We made it just in time for an early morning guided tour inside the lighthouse.

Our guide, Paul, a 65-year old man, was lovely and told us about the history associated with the lighthouse. He spoke about it with such pride and fondness like a father would do about his son’s achievements. The view from the top of the lighthouse was surreal! The physical meeting point of the Southern and the Indian oceans, the blue-green waters, the water hitting the rocks – the view was to die for!

View from the top of the lighthouse

Where the Indian and Southern oceans meet

Just a few hundred meters from the lighthouse is an old waterwheel. The water from the wheel was supplied to the builders of the lighthouse and later to the keepers. This water came from a natural spring located in a nearby wetland.
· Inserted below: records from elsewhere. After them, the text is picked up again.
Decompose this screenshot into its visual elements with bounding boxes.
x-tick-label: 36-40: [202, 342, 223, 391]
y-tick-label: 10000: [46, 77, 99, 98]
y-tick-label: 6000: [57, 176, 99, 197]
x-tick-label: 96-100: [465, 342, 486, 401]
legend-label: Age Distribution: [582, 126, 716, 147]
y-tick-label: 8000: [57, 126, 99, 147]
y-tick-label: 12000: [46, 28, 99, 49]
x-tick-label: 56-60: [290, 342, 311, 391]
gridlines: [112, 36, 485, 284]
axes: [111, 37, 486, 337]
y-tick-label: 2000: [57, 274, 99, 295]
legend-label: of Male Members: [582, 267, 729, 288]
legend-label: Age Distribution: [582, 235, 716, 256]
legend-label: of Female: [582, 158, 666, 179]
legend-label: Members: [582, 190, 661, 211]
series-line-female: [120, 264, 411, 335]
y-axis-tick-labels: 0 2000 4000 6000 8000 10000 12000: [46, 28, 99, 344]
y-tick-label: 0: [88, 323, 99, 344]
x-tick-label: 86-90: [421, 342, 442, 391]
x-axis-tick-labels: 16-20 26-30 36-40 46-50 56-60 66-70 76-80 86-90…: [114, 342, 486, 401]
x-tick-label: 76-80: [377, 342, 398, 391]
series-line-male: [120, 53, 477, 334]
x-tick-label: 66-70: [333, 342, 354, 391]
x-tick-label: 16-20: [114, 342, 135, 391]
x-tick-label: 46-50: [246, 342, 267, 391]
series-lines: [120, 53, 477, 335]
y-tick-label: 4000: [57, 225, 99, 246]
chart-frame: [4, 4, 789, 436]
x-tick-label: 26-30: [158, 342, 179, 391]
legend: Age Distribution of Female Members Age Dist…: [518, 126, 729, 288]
Over the years, the water in the spring has dwindled but an electric motor has been set up to prevent the water wheel from drying and cracking. We spent most of our time there climbing the rocks, and wetting our feet in the water while the sun was out. But very soon, a thick cloud cover developed and suddenly, the sea started looking quite rough. To add to our anxiety, there was a strong wind. We instantly knew it was time for us to leave the place.